My mother and I may have had differing opinions on the merit of onions in the grand scheme of things (see “Cepa Allium, Revisited), but one thing we were in total agreement about was the supremacy of Creme Brulee as a dessert. Whenever we would eat at a restaurant, if creme brulee appeared on the menu there was no question about what we both were having for dessert. Hopefully all who are reading this have experienced creme brulee firsthand and know that it is a thick, rich chilled custard topped with a layer of crackly caramelized sugar. So, one fine spring day my mother and I were browsing through a cooking gadget store and came upon a cooking torch. A cooking torch is like a squirt gun sized girly version of your basic manly blow torch. The box it came in was illustrated with a full color photograph of our revered Creme Brulee. We were hungry. We were suckers for the wily folks on Madison Avenue. We had Mastercard. We bought two, one for each of us. At home we quickly whipped up the custard for the brulees and put them into the refrigerator to chill. As it got close to the time they would be ready, we decided we’d best put together our little torches. Now another thing my mother and I shared is a total bewilderment about all things mechanical. And the assembly directions were, at best, sketchy. Not to mention that they’d obviously been written in some language involving kanji characters and translated into English. So we took it slowly, intent upon our task – my mother reading the steps as I carried them out. Suddenly my mother starting laughing. Hysterically. Tears were rolling down her cheeks. I asked her what was so funny. She attempted to tell me but was overcome with another paroxysm of mirth. She pointed helplessly at a particular paragraph of the directions. It said (and I quote): “SO IMPORTANT!!! Do not put point of flame in face of friend.” This particular idea had never even crossed my mind. Needless to say, I joined her in the whole laughing/crying thing. And yes, for those of you who know me painfully well – I snorted. When I am laughing uncontrollably, I snort. It is quite embarrassing and totally destroys the aura of refinement and gentility that I try to maintain at all times. But I can’t help myself – the snorts just happen. We eventually did get the torches assembled, they worked quite well and the faces of no friends were harmed during the making of our creme brulee.

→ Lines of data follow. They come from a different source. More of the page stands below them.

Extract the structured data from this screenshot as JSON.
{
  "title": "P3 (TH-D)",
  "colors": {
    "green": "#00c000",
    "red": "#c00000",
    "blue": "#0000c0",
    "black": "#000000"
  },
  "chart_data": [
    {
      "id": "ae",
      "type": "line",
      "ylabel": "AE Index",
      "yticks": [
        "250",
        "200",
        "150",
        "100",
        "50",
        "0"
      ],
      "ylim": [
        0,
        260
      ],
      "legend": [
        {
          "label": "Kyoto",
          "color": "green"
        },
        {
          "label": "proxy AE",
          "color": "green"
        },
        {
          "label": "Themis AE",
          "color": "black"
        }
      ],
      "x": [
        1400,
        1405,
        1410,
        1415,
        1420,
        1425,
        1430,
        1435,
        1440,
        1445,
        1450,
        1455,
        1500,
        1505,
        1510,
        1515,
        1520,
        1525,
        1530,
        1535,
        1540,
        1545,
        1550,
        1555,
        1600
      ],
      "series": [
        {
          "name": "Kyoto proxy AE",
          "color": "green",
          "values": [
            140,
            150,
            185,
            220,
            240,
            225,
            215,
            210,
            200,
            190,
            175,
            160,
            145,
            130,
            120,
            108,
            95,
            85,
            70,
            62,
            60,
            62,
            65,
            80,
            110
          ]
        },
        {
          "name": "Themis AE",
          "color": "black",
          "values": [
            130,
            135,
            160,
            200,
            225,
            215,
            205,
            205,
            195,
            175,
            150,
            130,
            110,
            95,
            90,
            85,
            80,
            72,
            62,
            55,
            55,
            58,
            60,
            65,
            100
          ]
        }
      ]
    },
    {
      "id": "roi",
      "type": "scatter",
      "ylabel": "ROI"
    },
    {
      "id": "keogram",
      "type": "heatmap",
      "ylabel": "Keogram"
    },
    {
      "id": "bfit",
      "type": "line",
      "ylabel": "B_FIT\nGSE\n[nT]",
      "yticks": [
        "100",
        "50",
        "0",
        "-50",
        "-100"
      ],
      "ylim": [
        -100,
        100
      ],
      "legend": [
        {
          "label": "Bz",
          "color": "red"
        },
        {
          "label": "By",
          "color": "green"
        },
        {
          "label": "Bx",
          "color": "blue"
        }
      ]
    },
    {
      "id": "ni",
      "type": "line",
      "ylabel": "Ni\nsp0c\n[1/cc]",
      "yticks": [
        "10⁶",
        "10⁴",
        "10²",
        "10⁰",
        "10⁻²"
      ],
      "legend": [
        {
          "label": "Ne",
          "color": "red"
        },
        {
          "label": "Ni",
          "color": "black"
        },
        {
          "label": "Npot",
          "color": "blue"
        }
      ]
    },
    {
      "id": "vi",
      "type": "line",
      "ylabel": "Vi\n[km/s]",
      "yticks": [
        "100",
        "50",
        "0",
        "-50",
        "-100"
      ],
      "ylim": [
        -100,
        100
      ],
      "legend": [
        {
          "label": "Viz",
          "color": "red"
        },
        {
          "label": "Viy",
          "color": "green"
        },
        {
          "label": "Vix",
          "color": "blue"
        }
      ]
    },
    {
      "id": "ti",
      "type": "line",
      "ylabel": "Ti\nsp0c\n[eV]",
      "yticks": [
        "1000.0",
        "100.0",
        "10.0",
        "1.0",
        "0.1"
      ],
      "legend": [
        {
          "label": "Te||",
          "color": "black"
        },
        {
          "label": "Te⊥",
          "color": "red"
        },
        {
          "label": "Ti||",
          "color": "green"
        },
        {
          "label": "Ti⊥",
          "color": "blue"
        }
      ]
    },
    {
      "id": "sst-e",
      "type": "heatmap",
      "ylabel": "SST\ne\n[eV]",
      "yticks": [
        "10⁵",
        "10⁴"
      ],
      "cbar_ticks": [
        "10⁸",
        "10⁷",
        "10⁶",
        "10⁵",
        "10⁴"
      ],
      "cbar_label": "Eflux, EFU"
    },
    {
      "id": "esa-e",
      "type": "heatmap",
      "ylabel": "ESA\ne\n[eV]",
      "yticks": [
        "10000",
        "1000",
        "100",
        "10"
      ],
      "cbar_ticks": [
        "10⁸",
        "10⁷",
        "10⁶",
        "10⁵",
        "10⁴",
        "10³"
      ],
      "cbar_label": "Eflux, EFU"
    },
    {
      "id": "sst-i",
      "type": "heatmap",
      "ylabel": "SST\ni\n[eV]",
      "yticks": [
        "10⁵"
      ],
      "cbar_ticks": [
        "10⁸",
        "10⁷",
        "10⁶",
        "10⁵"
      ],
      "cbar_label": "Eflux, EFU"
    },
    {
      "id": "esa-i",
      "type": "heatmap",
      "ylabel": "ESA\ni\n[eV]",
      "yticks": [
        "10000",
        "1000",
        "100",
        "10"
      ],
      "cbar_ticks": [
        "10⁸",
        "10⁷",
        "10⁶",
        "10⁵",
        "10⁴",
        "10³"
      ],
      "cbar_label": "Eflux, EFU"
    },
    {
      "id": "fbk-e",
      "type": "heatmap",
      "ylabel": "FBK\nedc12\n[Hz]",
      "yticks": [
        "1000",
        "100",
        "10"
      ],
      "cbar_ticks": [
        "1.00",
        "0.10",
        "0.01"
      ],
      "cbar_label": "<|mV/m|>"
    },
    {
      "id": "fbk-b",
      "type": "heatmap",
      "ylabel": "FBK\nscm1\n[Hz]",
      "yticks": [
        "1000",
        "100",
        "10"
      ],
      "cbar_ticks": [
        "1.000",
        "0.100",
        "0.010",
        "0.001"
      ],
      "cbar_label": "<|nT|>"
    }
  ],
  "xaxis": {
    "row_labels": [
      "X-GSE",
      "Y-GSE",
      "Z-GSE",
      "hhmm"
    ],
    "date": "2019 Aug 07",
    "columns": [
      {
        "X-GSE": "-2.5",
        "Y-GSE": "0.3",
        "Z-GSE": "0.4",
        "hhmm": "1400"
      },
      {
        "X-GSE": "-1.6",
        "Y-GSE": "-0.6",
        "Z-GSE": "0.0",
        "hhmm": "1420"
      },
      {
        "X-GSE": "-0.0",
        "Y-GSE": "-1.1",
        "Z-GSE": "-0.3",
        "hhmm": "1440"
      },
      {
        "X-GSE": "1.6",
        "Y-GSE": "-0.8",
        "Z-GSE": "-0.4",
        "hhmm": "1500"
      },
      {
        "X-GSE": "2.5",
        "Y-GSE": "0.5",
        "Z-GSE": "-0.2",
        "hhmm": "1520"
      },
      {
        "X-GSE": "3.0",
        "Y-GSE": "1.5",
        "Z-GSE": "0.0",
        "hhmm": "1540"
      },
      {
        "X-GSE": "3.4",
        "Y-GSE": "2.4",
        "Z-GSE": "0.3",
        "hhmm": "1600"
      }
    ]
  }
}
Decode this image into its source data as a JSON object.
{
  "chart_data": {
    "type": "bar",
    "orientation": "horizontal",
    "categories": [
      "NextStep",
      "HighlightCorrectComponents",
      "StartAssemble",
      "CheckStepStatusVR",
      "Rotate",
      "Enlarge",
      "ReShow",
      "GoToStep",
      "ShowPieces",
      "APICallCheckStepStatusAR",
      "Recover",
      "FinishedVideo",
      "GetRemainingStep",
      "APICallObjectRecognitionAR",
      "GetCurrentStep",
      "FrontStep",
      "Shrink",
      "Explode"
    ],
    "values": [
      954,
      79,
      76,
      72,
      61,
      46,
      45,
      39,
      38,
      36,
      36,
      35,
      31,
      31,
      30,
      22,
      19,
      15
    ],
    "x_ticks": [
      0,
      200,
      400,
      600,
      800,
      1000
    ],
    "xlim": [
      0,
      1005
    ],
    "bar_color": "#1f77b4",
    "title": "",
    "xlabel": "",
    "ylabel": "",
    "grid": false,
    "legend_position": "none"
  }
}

18 egg yolks (did I mention that you could possibly drop dead from a coronary immediately after eating this? However, you would die happy.)
1 quart heavy cream
1 3/4 cups sugar
1 vanilla bean, split
Place the cream in a heavy saucepan. Add the vanilla bean and heat over medium high heat. Whisk the egg yolks with the sugar in a large bowl. When the cream is just about to boil, pour about half of it over the egg yolk mixture. Add this back into the remaining cream in the pan. Cook over medium heat, stirring constantly but not whisking (whisking will produce a foam which you don’t want to happen.) Cook until mixture thickens but do not boil. Strain the brulee. Scrape the seeds from the vanilla bean into the custard. Pour the brulee into individual ramekins and chill for at least six hours. Sprinkle a small amount of sugar over the top of each. Caramelize, using a cooking torch – hold the flame a few inches away and move around until the sugar is golden and bubbly. This makes about 8 servings but it will depend on the size of your ramekins.